1. The Bankless Among Us

    Well, here I am dithering on about my recent experiences with rewards checking accounts, and off goes USA Today to do a story on those folks who live bank-free lives, primarily due to necessity:

    USA Today: Many Shun Bank Accounts, But Pay More…

    Well, yes, those close to the poverty line have long been “left hanging” by standard Main Street banking institutions. Short of overdraft fees, where’s the profit in the bricks-and-mortar managing of checking accounts that’ll be lucky to see a $1k balance at any point during the month? (According to one 2004 study, 83 percent of “unbanked” families make less than $25k per year.)
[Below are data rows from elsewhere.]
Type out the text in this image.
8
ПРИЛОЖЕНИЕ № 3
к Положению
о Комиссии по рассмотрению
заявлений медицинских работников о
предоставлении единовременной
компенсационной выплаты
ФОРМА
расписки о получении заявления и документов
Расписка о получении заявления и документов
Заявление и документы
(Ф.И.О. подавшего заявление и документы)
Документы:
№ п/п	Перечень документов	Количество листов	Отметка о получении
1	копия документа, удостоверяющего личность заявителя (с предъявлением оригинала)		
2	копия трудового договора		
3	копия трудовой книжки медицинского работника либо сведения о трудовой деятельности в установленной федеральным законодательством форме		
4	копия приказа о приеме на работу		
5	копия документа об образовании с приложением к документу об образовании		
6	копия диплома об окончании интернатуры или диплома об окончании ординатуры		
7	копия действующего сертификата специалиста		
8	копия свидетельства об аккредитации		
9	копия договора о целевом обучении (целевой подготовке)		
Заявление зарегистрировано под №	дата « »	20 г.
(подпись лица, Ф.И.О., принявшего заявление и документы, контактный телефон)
    And savings accounts for these folks? Fuhgettaboudit.

    From the article:

    Nearly 8% of U.S. households, or about 17 million people, don’t have bank accounts, according to a 2009 study by the Federal Deposit Insurance Corp. An additional 18% — 43 million people — are “underbanked,” which means they have bank accounts but occasionally use check-cashing companies, pawn shops, liquor stores or other alternatives to cash checks, pay bills and borrow money… .

    In an effort to bring more consumers into the financial mainstream, the board of the Federal Deposit Insurance Corp. is scheduled to vote today on a program to encourage banks to offer no-frills, low-cost checking and savings accounts. The FDIC’s model checking account would allow customers to open an account for as little as $10. While banks may decide to charge a low monthly maintenance fee, the accounts won’t have the kind of surprise fees — such as overdraft protection fees — that have led consumers to abandon banks, says FDIC Chair Sheila Bair.

    Hmmm. I really feel like this sort of banking program has been tried before, another pilot program of some kind, and with not-so-good results. Meaning that participation rates were low, and dropout rates high. But perhaps I’m imagining that.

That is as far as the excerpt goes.